L’iMac bénéficie d’un nouveau ‘design’… de ses tarifs

Mobilité

MacWorld Tokyo a permis à Steve Jobs de faire le point sur le dernier-né de la firme à la Pomme. L’iMac à écran plat connaît un succès imprévu. Apple n’a été pour l’instant capable d’atteindre que 63 % de son objectif initial. Conséquence : les résultats financiers pourraient en pâtir. La hausse des prix des composants et la forte demande obligent à une augmentation de ses tarifs de 150 euros !

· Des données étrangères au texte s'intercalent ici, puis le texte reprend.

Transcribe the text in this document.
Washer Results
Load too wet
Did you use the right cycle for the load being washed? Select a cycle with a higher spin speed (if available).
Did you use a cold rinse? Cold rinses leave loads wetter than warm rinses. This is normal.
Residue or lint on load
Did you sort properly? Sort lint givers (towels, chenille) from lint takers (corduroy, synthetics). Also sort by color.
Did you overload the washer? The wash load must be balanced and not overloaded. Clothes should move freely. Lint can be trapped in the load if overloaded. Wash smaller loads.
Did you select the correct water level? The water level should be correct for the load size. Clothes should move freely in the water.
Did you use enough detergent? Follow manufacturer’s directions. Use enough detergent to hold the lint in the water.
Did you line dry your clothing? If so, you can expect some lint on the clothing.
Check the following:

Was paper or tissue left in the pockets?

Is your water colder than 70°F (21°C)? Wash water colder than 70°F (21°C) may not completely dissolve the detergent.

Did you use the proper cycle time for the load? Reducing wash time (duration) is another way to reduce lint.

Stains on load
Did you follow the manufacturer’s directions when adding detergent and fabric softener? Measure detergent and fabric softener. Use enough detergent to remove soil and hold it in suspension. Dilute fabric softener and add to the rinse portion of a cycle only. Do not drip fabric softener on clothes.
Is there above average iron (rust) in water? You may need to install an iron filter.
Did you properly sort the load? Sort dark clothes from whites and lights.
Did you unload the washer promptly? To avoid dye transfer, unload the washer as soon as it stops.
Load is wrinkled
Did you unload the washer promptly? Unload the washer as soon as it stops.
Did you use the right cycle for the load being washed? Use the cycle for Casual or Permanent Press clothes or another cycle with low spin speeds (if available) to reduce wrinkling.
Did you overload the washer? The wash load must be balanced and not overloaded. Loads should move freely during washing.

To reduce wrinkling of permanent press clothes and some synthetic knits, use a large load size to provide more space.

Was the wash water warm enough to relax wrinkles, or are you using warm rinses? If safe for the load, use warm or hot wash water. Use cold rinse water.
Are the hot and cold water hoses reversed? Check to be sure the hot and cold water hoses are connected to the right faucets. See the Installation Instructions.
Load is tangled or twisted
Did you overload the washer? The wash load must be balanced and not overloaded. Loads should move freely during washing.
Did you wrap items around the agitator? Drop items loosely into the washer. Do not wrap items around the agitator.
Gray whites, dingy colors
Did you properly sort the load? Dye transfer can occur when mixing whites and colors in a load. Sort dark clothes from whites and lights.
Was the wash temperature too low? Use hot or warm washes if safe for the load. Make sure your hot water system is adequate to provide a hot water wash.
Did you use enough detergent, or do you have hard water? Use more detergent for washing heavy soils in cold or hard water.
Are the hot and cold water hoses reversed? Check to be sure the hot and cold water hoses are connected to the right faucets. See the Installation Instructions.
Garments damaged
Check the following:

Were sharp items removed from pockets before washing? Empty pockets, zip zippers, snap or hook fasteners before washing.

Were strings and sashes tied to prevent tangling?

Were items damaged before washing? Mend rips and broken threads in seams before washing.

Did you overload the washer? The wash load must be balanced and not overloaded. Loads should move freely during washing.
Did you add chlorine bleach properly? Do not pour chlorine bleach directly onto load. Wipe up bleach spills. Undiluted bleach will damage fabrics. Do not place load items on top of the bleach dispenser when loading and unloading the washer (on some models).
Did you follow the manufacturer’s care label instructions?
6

Une hausse des prix de près de 7 % en moyenne sur l’ensemble de la gamme du nouvel ordinateur grand public de la firme à la Pomme. Le nouvel iMac G4, équipé d’un écran TFT et de 128 à 256 Mo de mémoire vive suivant les modèles, soufre d’un renchérissement des coûts de composants, principalement l’écran plat de 15 pouces (dont les prix ont augmenté de 25 %) et la mémoire vive SDRAM (dont les coûts ont presque triplé). Du coup, les tarifs hors taxes des 3 modèles se voient appliquer une hausse de 150 euros ! Une augmentation qui intervient alors même que la machine d’Apple bénéficie d’un engouement sans précédent, selon les dires du PDG de la firme. Près de 125 000 exemplaires de la machine ont pu être livrés depuis son lancement, soit 63 % de l’objectif de 200 000 iMac annoncé. Une contre-performance non excessive, à l’inverse de ce qui a pu être pensé : l’iMac G4 était en effet en période de montée en cadence de sa production, qui nécessite toujours des ajustements fastidieux (voir édition du 19 mars 2002). Steve Jobs n’a pas pipé mot sur les raisons du retard (voir édition du 20 mars 2002). Mais Apple subit sûrement le contrecoup de sa stratégie de production, choisissant, pour la première fois, d’externaliser la fabrication d’un ordinateur de bureau. Quelques dérapages d’industrialisation ainsi que des contraintes sur certains composants ont sans doute eu aussi leur part. L’importance de la demande a fait le reste en donnant une impression de pénurie excessive d’iMac.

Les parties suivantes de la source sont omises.